DBT Preview fails with credential error Message Alex — one-time BigQuery credential linking needed.
GCP permissions error Need Cloud Scheduler Job Runner — text Alex with your Google email.
Table not in Postgres after sync Ask Cursor: "Check GCP observability logs for the most recent build-and-sync execution and tell me where it failed."
Cursor tool limit warning Disable MCPs not in use. Expected behaviour.
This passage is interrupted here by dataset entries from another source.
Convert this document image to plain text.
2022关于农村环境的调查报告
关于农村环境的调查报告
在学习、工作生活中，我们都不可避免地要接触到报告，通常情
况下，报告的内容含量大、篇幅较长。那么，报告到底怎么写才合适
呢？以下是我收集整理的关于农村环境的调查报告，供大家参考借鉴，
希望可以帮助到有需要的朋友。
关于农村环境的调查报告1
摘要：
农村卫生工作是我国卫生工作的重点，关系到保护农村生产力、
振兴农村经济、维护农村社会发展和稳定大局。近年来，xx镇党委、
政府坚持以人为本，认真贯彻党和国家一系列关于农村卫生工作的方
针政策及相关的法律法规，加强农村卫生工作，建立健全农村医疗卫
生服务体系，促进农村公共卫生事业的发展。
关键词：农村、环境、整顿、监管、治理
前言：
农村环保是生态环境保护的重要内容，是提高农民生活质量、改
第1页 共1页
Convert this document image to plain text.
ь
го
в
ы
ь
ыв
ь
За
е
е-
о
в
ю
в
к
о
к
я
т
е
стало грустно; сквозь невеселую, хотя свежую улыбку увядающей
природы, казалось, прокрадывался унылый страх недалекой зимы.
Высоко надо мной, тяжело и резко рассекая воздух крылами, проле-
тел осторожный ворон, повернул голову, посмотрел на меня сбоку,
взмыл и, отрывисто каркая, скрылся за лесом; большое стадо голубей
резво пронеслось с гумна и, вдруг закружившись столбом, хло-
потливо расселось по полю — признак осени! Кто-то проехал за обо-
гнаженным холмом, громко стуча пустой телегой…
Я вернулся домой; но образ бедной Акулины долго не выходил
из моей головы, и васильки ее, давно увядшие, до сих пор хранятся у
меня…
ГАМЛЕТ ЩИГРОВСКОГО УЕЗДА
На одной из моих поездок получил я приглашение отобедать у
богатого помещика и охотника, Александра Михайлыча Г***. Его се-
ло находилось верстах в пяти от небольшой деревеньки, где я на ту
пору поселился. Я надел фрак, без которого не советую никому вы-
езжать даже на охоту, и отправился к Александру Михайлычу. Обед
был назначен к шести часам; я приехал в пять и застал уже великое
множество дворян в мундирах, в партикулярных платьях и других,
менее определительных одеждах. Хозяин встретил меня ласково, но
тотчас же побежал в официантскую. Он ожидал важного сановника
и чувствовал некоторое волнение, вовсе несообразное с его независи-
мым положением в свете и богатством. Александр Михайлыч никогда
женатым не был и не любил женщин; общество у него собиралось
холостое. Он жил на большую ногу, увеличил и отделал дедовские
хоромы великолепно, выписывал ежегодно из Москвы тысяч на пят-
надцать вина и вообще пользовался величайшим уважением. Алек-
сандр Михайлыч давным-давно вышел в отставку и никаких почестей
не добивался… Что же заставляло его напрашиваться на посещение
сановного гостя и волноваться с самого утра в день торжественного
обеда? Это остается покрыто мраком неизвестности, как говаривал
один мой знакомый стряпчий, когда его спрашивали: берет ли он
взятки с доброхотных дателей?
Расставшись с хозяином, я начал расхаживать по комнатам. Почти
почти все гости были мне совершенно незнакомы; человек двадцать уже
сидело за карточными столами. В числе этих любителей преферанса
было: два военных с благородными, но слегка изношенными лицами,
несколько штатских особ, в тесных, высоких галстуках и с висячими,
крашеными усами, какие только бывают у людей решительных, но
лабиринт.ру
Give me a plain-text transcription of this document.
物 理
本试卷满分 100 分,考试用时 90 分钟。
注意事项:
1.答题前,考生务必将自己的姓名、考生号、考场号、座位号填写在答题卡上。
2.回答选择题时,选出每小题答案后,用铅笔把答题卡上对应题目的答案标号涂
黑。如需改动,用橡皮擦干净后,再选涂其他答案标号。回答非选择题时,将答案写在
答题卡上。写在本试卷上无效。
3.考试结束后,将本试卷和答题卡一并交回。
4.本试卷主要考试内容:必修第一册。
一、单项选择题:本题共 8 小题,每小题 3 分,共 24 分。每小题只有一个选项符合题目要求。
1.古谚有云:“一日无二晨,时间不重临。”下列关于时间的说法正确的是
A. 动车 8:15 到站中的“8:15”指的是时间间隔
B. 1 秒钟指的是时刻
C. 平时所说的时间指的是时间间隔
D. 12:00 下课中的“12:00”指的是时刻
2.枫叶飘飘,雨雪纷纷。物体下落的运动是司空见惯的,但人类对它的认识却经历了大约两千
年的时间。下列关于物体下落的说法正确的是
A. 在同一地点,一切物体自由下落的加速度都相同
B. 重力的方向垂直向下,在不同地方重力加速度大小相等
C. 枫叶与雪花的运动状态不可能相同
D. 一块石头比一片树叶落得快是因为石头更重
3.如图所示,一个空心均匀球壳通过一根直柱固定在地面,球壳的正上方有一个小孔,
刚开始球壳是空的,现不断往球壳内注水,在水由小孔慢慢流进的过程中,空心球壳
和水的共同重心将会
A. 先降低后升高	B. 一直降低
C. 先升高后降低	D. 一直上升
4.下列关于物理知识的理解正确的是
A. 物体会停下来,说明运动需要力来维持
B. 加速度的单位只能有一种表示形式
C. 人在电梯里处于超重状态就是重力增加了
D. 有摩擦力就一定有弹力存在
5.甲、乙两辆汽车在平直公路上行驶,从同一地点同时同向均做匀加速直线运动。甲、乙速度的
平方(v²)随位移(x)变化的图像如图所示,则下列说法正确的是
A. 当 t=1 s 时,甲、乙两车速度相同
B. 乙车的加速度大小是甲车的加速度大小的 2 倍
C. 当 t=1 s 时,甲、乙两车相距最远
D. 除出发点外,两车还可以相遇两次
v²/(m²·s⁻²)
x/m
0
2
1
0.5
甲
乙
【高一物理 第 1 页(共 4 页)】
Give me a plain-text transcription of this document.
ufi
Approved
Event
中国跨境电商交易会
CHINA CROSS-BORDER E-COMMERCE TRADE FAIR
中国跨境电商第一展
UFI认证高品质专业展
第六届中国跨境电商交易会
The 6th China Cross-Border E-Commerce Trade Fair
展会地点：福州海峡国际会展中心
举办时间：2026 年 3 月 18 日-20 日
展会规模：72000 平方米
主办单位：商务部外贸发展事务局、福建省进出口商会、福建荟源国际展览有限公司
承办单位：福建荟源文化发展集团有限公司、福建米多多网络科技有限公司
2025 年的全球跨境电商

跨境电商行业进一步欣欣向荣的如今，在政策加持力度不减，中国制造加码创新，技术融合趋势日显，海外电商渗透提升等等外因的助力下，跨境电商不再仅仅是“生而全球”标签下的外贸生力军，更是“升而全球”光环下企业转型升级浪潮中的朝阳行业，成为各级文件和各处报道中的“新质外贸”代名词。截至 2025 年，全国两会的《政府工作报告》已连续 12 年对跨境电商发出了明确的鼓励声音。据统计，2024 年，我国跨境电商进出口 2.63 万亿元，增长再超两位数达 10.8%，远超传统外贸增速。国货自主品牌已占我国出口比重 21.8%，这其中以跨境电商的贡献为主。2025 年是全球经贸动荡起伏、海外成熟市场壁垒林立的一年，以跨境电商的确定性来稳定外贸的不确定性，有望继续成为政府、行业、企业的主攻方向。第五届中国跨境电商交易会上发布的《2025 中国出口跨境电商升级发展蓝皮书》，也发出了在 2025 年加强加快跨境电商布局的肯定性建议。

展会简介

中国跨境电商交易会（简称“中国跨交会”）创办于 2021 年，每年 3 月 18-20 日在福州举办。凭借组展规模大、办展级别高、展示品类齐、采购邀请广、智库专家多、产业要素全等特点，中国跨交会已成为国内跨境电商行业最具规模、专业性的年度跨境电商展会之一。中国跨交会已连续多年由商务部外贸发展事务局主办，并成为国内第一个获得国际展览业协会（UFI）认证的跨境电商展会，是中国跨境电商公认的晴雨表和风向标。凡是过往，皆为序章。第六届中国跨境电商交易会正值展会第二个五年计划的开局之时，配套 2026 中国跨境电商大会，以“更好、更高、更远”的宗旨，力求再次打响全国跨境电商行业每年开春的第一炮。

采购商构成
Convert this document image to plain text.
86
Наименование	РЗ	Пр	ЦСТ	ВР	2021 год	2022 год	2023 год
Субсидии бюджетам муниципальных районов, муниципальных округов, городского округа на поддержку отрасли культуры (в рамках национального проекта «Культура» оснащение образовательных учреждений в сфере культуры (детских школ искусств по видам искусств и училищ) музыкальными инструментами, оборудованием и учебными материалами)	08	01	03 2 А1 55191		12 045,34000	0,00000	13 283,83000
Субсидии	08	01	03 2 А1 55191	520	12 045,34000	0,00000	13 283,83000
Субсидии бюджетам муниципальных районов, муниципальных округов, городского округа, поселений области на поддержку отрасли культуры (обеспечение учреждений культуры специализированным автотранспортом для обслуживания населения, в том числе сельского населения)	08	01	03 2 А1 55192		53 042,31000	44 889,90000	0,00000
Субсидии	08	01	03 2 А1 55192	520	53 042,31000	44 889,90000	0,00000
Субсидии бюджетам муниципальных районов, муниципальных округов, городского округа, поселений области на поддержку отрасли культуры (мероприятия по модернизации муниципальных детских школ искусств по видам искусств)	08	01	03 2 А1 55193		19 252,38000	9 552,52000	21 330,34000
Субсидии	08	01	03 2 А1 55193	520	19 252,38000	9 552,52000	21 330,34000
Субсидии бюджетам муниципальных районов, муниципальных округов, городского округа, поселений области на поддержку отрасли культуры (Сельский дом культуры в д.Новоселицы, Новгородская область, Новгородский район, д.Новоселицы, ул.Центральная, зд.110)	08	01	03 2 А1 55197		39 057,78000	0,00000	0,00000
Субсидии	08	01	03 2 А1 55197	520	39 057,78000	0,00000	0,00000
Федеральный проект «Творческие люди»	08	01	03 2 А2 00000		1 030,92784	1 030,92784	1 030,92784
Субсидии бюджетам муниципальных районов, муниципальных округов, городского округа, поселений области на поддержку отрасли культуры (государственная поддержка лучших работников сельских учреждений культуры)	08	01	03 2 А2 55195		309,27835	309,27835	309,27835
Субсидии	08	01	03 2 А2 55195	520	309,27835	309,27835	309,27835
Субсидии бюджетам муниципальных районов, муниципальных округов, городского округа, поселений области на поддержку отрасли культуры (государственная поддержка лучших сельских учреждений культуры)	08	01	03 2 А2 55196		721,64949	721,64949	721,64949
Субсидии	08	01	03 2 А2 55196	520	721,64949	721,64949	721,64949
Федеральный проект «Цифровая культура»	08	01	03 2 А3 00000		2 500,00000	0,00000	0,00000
Merge conflict "Fix these merge conflicts." Never edit manually.
API query slow Ask Cursor: "Should I add indexes or pre-calculate aggregations?"
PostHog events not firing Check event name matches exactly. Verify PostHog API key in .env. Ask Cursor to debug.
Feature flag not working Flag key in code must exactly match PostHog (case-sensitive). Check flag is enabled for the right environment.